I guess I led a sheltered childhood. Living in a rural, remote area in Colorado, we were 80 miles from the nearest mall. So all the hoopla about “Black Friday” never really made its way onto my family’s radar screen.
When we were still newlyweds, I worked as a secretary for a small chain of bed-and-bath stores while Mr. Official finished up his degree. I remember being surprised and dismayed to hear that I would not enjoy a long holiday weekend with my in-laws, but instead we would have to return to Knoxville on Thanksgiving night so I could be at work bright and early on Friday morning. My introduction to Black Friday was a shock to my sensibilities, to say the least. And maybe that’s why I feel the way I do about this dark day.
To be blunt, I resent the demands it places on retail employees, even more so now that stores are opening on Thanksgiving day or at midnight. Those employees are giving up their holiday for you, Black Friday shoppers.
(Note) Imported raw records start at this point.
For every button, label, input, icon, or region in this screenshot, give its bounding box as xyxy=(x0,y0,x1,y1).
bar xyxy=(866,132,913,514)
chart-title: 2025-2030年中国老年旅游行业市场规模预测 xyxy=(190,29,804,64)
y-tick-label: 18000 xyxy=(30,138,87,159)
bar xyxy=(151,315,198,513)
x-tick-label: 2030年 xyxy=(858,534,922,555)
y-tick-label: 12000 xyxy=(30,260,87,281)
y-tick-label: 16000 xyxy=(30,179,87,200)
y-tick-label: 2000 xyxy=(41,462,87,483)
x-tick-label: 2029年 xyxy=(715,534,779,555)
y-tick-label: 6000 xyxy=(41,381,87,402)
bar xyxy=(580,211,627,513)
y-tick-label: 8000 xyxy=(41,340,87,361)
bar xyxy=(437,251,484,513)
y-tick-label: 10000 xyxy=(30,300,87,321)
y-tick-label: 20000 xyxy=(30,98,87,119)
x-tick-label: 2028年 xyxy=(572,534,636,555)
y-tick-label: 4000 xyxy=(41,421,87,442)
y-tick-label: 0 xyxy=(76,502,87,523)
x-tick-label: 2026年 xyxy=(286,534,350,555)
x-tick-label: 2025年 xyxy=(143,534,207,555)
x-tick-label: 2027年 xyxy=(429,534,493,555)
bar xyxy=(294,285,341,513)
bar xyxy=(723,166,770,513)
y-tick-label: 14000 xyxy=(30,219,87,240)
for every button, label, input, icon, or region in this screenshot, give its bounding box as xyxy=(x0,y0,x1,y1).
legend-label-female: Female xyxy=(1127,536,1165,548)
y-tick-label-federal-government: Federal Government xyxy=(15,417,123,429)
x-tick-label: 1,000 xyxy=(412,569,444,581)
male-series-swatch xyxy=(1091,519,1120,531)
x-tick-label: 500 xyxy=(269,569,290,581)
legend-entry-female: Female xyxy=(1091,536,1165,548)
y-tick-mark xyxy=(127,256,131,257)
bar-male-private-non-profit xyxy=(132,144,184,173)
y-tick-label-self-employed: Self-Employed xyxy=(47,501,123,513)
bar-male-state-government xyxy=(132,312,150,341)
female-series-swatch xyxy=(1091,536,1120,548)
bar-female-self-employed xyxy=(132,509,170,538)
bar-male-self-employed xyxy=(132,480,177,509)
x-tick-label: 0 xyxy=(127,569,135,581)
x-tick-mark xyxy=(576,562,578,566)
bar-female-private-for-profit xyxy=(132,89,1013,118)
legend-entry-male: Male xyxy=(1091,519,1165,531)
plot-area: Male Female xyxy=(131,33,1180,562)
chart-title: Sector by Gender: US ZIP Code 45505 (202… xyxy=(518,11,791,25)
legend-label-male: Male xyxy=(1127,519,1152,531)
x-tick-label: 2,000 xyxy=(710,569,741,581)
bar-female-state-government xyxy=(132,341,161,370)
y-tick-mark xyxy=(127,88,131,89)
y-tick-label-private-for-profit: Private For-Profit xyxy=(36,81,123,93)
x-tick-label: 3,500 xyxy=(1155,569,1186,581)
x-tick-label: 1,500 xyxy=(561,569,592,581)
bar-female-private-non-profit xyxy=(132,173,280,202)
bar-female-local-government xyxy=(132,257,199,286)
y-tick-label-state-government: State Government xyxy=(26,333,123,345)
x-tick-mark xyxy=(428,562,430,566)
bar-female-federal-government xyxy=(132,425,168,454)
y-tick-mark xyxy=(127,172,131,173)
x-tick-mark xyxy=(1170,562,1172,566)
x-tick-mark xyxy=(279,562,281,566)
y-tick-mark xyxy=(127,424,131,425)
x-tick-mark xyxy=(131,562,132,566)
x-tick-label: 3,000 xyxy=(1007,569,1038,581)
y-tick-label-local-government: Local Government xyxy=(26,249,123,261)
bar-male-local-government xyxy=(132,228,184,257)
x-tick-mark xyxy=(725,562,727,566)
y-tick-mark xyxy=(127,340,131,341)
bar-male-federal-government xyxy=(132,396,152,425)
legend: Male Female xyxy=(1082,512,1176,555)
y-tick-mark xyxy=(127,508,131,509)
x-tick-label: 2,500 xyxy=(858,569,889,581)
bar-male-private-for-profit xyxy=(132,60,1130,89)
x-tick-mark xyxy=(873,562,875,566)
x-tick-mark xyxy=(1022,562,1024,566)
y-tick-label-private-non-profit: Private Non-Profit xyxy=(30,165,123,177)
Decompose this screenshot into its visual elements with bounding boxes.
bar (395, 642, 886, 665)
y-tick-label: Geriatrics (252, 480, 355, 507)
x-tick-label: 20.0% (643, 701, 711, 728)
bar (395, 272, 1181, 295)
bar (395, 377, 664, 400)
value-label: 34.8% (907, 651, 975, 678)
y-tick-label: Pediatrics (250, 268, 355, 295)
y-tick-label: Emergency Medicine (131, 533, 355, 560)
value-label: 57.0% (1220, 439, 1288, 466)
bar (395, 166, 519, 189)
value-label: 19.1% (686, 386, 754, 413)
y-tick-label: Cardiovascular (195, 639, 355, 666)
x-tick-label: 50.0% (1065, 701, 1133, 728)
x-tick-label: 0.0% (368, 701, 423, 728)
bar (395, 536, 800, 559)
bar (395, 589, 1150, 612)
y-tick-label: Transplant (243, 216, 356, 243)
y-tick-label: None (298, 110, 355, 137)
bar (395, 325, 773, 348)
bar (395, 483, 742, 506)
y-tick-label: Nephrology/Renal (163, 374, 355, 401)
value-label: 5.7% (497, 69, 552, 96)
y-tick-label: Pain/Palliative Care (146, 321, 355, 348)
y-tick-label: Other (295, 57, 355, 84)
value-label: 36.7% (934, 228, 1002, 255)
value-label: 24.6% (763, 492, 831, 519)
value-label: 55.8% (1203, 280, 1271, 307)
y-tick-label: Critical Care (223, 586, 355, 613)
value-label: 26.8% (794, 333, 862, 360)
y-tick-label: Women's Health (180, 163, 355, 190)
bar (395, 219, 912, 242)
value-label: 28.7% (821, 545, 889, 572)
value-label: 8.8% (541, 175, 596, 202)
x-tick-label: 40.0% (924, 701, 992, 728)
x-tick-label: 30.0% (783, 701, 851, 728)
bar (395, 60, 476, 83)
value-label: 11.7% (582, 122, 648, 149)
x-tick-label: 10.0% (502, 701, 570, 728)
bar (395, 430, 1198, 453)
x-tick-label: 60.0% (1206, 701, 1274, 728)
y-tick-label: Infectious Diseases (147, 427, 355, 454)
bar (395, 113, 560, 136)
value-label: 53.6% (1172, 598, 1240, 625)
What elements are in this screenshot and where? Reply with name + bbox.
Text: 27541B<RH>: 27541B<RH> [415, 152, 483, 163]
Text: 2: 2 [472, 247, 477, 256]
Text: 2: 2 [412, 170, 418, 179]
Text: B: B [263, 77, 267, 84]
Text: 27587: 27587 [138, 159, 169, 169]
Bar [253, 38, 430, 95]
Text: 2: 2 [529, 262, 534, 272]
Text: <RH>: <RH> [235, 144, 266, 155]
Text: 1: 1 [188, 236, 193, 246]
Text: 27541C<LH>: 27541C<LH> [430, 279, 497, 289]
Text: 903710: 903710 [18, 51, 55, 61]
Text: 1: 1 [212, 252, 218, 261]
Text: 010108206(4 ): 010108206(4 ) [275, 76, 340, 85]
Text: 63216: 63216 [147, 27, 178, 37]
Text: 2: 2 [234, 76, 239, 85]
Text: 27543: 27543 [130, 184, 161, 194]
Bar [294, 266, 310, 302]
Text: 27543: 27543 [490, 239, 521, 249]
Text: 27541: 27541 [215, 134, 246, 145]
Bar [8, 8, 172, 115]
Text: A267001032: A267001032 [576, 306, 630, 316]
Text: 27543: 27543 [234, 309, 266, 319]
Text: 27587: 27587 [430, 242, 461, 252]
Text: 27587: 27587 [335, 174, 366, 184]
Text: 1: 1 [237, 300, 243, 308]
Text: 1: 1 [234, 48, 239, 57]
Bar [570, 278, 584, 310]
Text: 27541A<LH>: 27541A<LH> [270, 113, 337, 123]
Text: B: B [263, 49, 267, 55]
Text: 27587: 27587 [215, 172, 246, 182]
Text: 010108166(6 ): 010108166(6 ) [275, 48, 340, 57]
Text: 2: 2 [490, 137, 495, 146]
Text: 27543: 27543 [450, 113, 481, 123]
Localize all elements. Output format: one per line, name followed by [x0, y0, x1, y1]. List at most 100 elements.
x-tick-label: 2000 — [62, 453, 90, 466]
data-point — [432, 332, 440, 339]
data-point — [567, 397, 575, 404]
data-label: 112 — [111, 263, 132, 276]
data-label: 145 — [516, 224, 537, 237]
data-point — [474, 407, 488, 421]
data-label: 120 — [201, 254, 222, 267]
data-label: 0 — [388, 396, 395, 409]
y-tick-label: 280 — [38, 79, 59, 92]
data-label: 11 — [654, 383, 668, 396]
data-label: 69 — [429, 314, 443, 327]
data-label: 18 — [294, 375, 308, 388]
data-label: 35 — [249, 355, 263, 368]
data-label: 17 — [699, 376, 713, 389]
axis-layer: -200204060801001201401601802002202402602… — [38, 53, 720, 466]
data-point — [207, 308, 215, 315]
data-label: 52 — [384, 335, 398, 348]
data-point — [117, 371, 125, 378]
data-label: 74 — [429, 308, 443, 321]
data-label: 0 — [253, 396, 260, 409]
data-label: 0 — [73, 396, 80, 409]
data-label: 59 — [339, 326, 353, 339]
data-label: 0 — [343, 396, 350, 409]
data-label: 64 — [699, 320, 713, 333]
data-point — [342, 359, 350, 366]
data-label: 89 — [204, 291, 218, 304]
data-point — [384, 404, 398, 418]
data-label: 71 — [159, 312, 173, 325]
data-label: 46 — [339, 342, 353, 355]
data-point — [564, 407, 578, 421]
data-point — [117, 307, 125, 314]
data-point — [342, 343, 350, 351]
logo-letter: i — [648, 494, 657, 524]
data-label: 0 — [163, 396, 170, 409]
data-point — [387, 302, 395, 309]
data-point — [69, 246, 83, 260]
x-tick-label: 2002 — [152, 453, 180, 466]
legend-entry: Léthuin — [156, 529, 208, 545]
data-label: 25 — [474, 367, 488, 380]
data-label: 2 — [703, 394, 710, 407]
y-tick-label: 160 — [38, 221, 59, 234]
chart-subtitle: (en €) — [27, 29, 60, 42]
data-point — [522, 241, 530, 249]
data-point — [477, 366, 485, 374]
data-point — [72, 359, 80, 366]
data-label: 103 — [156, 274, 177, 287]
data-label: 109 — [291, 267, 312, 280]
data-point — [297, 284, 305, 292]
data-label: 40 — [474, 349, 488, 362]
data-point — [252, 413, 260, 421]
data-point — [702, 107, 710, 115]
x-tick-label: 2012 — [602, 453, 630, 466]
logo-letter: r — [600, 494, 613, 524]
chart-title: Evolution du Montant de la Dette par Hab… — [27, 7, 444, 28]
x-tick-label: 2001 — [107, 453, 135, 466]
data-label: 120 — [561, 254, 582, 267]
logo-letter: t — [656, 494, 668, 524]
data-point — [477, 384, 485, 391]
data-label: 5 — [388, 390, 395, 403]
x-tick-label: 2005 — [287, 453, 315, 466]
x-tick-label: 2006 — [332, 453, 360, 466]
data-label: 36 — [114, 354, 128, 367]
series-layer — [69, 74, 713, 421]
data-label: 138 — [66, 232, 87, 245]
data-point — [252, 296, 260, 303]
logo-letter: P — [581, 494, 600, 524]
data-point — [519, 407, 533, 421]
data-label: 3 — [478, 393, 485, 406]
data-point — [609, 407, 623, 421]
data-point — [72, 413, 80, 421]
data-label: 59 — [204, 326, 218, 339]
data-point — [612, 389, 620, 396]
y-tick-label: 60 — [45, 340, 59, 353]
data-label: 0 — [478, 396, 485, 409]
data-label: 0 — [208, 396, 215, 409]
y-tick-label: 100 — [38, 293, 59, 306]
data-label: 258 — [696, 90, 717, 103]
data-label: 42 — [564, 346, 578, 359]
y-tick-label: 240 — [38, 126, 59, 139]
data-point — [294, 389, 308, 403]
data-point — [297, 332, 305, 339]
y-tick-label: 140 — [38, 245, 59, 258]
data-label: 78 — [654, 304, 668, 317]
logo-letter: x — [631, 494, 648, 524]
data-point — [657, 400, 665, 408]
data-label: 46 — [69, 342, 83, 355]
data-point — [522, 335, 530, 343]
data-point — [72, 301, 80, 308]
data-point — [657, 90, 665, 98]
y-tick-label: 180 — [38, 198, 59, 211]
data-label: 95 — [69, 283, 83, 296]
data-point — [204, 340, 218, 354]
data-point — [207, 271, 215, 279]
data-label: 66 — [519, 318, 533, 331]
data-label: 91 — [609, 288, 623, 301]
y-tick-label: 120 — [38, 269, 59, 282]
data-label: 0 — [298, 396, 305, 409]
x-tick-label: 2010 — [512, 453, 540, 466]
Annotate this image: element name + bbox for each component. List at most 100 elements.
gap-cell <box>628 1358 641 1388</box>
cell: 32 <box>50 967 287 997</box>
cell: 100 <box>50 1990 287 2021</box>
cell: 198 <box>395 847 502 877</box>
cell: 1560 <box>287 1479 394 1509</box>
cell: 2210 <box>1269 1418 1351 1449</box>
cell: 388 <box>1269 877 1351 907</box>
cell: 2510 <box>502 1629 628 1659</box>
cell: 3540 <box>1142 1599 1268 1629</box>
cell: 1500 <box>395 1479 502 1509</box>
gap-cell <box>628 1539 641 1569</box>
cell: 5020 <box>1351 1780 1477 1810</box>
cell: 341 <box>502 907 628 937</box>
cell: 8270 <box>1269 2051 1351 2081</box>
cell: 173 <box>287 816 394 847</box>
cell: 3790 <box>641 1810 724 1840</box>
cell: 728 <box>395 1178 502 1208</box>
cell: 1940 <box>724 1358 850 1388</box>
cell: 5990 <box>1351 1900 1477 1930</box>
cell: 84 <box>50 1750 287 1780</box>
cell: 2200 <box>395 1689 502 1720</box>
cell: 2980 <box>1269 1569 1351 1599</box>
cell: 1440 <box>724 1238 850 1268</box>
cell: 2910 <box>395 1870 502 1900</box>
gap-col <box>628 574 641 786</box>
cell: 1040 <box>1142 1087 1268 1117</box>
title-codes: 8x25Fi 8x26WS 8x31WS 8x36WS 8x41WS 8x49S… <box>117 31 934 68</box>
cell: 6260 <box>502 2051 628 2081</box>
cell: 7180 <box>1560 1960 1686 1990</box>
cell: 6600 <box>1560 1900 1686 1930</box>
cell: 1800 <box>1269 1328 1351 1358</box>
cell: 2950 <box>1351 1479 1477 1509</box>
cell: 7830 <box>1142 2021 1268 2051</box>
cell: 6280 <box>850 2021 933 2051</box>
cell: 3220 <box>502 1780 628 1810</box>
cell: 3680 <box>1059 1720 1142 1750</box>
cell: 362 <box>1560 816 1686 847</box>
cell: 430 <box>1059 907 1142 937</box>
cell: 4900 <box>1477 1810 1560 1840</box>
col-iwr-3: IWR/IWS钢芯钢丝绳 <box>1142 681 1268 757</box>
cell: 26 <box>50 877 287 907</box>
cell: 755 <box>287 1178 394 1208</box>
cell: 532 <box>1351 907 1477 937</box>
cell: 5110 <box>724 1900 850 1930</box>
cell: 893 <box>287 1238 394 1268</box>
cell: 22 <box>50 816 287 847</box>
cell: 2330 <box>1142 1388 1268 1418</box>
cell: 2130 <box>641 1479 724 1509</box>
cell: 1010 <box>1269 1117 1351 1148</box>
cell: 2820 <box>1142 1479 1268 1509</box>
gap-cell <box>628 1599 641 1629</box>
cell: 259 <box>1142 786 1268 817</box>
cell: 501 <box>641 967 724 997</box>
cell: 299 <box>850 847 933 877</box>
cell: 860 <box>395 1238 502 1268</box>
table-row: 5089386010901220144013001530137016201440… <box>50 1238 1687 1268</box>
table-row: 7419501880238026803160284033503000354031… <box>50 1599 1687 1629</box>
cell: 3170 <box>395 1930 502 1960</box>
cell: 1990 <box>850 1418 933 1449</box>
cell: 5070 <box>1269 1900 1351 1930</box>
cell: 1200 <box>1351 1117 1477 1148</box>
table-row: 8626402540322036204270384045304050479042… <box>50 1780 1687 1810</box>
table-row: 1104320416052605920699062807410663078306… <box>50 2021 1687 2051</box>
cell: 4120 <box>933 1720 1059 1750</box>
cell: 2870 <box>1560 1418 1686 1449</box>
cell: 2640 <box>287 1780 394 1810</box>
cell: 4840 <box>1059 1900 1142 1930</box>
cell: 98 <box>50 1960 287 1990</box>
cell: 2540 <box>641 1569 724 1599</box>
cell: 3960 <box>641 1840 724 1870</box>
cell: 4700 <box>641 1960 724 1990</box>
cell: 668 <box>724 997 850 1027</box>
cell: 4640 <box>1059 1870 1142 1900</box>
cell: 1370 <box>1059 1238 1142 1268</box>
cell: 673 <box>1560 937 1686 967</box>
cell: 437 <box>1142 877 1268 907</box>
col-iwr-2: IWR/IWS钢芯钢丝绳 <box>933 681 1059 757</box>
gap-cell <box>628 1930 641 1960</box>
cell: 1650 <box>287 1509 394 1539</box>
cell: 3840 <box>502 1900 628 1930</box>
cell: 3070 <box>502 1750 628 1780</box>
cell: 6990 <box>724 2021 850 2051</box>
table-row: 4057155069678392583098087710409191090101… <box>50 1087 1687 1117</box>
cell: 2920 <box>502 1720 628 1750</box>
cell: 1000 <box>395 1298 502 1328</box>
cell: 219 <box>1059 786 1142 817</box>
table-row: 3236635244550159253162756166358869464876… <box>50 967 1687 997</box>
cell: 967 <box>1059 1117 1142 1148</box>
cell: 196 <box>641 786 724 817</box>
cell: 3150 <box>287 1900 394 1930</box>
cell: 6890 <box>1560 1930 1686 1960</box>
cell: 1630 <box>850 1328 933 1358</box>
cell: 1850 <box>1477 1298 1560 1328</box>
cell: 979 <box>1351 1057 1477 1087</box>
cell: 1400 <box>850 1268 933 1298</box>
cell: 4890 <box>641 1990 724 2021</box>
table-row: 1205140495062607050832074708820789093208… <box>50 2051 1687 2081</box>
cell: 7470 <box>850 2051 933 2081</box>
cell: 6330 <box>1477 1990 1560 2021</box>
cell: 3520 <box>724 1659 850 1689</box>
And I question the hype and hysteria retailers have created among the rest of us, although arguably, no one has to buy into this madness. Shoppers are giving up family time, too – and in exchange for what? To rush around trying to outwit, out-maneuver, or simply out-push the throng of other avaricious bargain hunters?
It is not our finest hour as mankind. (Maybe calling it “Black Friday” is appropriate after all.)
If you came away from Black Friday patting yourself on the back for the deals you snagged, even after factoring in the stressful hours you stood in line or jostled for a parking spot, I hope you’ll consider how many employees were present in each store you visited and the hours they gave up with family just so you could shop on Thanksgiving or some dreadful hour on Friday.
It is my hope that we can step back and ask ourselves if this frenzy really makes sense, or if there’s a saner alternative – like having the stores open at their regular time- or even opening late – on Friday.
*Employees could enjoy the entire Thanksgiving day and evening with their families.
*The sales and deals would be exactly the same.
*The crowd would be exactly the same – if you’re a Black Friday shopper, you’ll be there when the doors open, whether it’s midnight or noon.
As with my feelings toward a Sunday day of rest, I’m not advocating any laws or government interference with private companies – they should be able to open their doors when they choose.
But as consumers, we can vote with our wallets and feet. Let’s sustain and reward small businesses with our purchases – and not just on Black Friday. If enough people refused to patronize the stores during these ungodly hours, they would return to a more sensible opening hour – they are in the business of making money, and they won’t do something if it isn’t profitable.
As for me, I’ll leave the ruthless bargain-hunting, parking space fights and crowded stores to those who are willing to put themselves through the ordeal. And I extend my sympathies to the retail employees who are forced to participate in order to have their jobs.